What distinguishes coinage from weighed, uncoined bullion is the presence of a stamp. The likeliest explanation for why some authority or authorities decided to stamp the earliest issues of electrum coins is that this guaranteed the value of a metal whose variable gold content was as proverbial as it was impossible to test. As an indication that the issuer would redeem his own coins for the value that he originally declared, the electrum coins found beneath the temple of Artemis at Ephesus can properly be described as a fiduciary currency. At the same time, the variable difference between the real and declared values of these electrum coins inevitably imposed limitations on their circulation and it is not therefore surprising that the numerous types attested at Ephesus tend to remain distributed close to their point of origin.

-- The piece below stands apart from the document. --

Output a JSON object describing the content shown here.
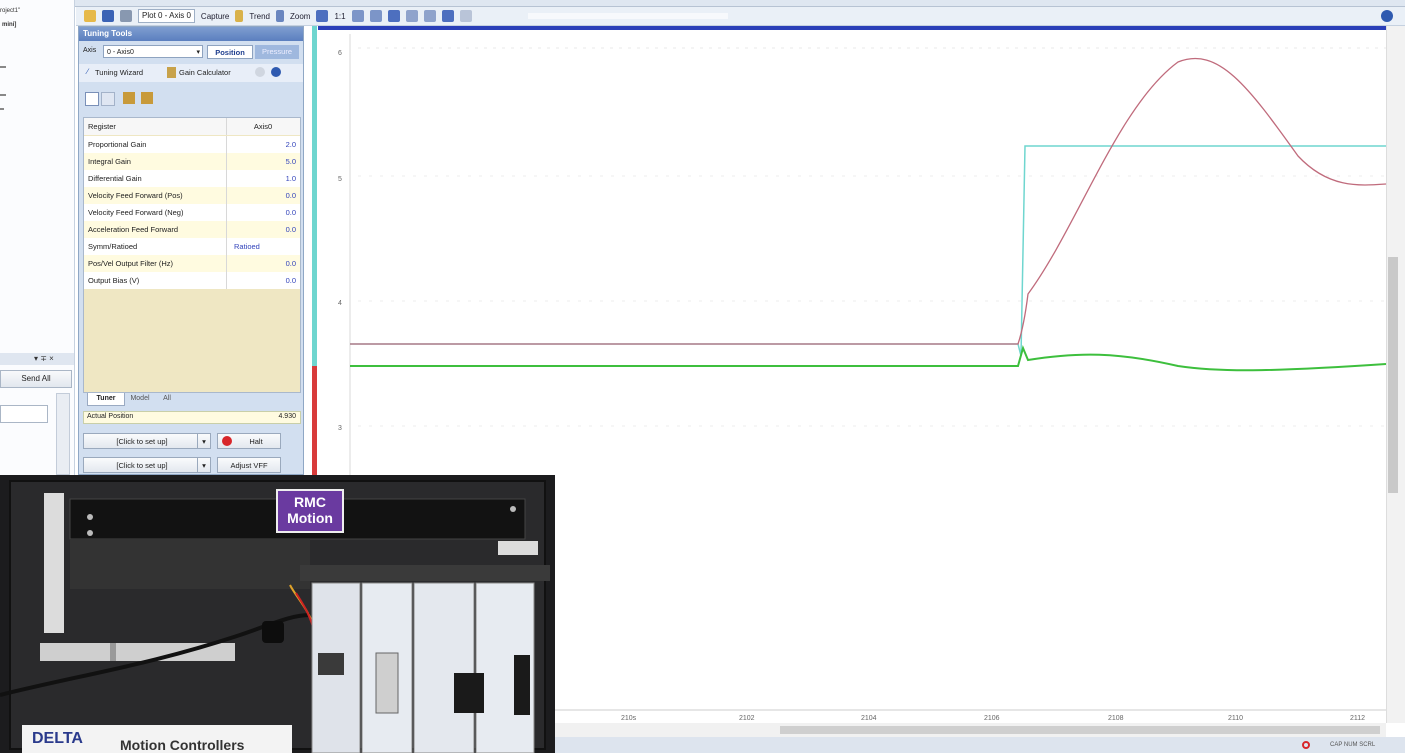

With the realization, however, that the same issuing guarantee could be extended to silver coins, whose purity and therefore value was far less variable, coinage began to circulate more widely from its place of origin and to be accepted more readily as a form of payment by geographically distant economic actors. If it is also true that issuing authorities could sell silver coins for 5 percent more than their face value, then there was an additional incentive for poleis to establish their own mints.



It can hardly be accidental that the earliest mainland Greek coin issues appear in the sixth century when long-distance trade was becoming more specialized and when traders from numerous Greek poleis began to congregate more frequently at the Egyptian emporion of Naucratis where silver was a desirable commodity. Nor can it be accidental that Aegina, whose need to import agricultural products and whose early activity at Naucratis have already been noted, seems to have been the first city of mainland Greece to issue its own coinage. Indeed, the Aeginetan standard was used widely throughout the Aegean, including Delphi, the cities of Boeotia, Sicyon, Argos, Mantinea, Tegea, Andros, Siphnos, Naxos, Tenos, Paros, Thera, Cnidus, Camirus, Lindus, and Sinope. Corinth, whose earliest coinage follows hard on the heels of that of Aegina, was also a state that owed much to commerce (e. g. Thucydides 1.13.5), while it is difficult not to associate the introduction of the Wappenmunzen at Athens with the increasing presence of Athenian black-figure wares and transport amphorae attested overseas (pp. 257-8).



Finally, although the employment of different weight standards throughout the Mediterranean placed some limitations on the circulation of coinage, the sixth century sees the emergence of several “monetary networks,” whereby different cities subscribed to the same weight standard and, sometimes, the same or similar designs. Such networks promoted circulation by lowering transaction costs, but they also served a more sociopolitical function of connecting sometimes distant communities. In the last quarter of the sixth century, the Boeotian cities of Thebes, Tanagra, Hyettus, Acraephnium, Coronea, Mykalessos, and Pharai adopted a common coinage: the reverse of the coins was stamped with the symbol of the individual city but all the obverses carried the characteristic “Boeotian” shield. It has been suggested that the existence of this monetary zone, reinforced by common cult and ethnic sentiment, was foundational for the eventual emergence of the Boeotian federal league, and the argument can easily be extended to Phocis and Arcadia, which were both minting common coinages by the beginning of the fifth century. From the third quarter of the sixth century, the “Achaean” cities of Croton, Sybaris, and Metapontum, later joined by Cau-lonia and Poseidonia, adopted a coinage characterized by the rovescio incuso technique, where the same image - individualized for each city - appears in relief on the obverse and impressed on the reverse, while towards the end of the sixth century, a number of “Ionian” cities in Asia Minor issued a series of electrum staters with ten different obverse types. Although the information is patently anachronistic, it is tempting to wonder whether it is mere coincidence that the Athenian switch from the weight standard of “Dorian” Aegina to that of “Ionian” Euboea should have been attributed to Solon (Aristotle, AC 10.3) - the earliest known author to testify to Athens’ Ionian affiliation (fr. 4a).